И стало вдруг так спокойно, и так легко было поверить, что действительно любое горе можно осушить, зло – предотвратить, надо лишь держаться вместе и точно знать, что всё будет хорошо. Но в то же время я знала, что это иллюзия.

Мои родители погибли вместе, в одном доме, в одну ночь.

Эвани умерла, когда была любима и влюблена.

Циркачей убивал кто-то вхожий в их круг, кто-то из своих же, из друзей…

– Виржиния?..

Только услышав собственное имя, я осознала, что безжалостно стискиваю пальцы на плече у Лайзо, да так, что следов от ногтей не миновать.

Но всё же он не отстранился.

– Прости, – спрятала я улыбку, наклоняя голову.
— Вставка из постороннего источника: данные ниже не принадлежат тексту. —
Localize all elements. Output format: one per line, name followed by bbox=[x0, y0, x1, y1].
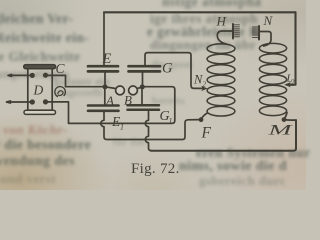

Тепло постепенно возвращалось ко мне; кровь приливала к лицу, и в губах, искусанных в тягостном беспамятстве, начинало ощущаться слабое биение. Онемевшие от холода ладони снова ощущали шершавость ткани, жар кожи, удары сердца в чужой груди. – После этих снов голова кругом, видения путаются с явью. Там нет ни запретов, ни преград, но и ставки выше, и опасность, словно… словно на войне. А здесь…

– А здесь, – неожиданно перебил меня Лайзо тихим, точно охрипшим голосом, – я, кажется, тоже путаю сны и явь.

Краем глаза я уловила странный силуэт, отражённый в полированном изголовье кровати, сдвоенную фигуру – то были мы, до сих пор не разомкнувшие объятий. Неужели со стороны это выглядит так… так…

– О… я… мне…

Я подняла голову, но сделала только хуже – теперь мы смотрели друг другу в глаза, и я ясно видела своё отражение с пунцовыми щеками и непристойно разметавшимися волосами. Руки Лайзо были на моей пояснице и на плече, и мозолистые, загрубевшие от работы с машиной подушечки пальцев пугающе явственно чувствовались сквозь батист сорочки.

…а ещё у него были разомкнуты губы.

«Он меня сейчас поцелует, – подумала я в блаженном оцепенении. – Поцелует, а я даже его не оттолкну. Потому что не хочу… Значит, это случается именно так? Даже со мной?»

Последнее удивляло, наверное, больше всего.

Стук в дверь показался мне громом небесным, обрушивающимся на грешников.

«Юджиния», – второй раз за утро решила я – и снова ошиблась.

– Дражайшая племянница, вы не спите? – послышался вкрадчивый, приторный вопрос Клэра. – Ответьте, прошу вас покорнейше, иначе я войду.

Взгляд, который я устремила на Лайзо, клянусь, был самым-самым холодным из обширного арсенала Валтеров.

– Ты говорил, – шепнула я почти беззвучно, – что тебя никто не видел. Что некому смотреть. И что?

А Лайзо, этот нахал из нахалов, не только не ответил мне с достоинством. Он имел наглость рассмеяться, прикрывая глаза одной рукой, а другой опираясь на мои перины. Воистину – нельзя доверять мужскому слову, особенно сказанному для бахвальства!

– Дорогая племянница, я…

– Погодите, дядя, – откликнулась я сонным голосом. – Я ещё спала и не вполне готова… что-то случилось?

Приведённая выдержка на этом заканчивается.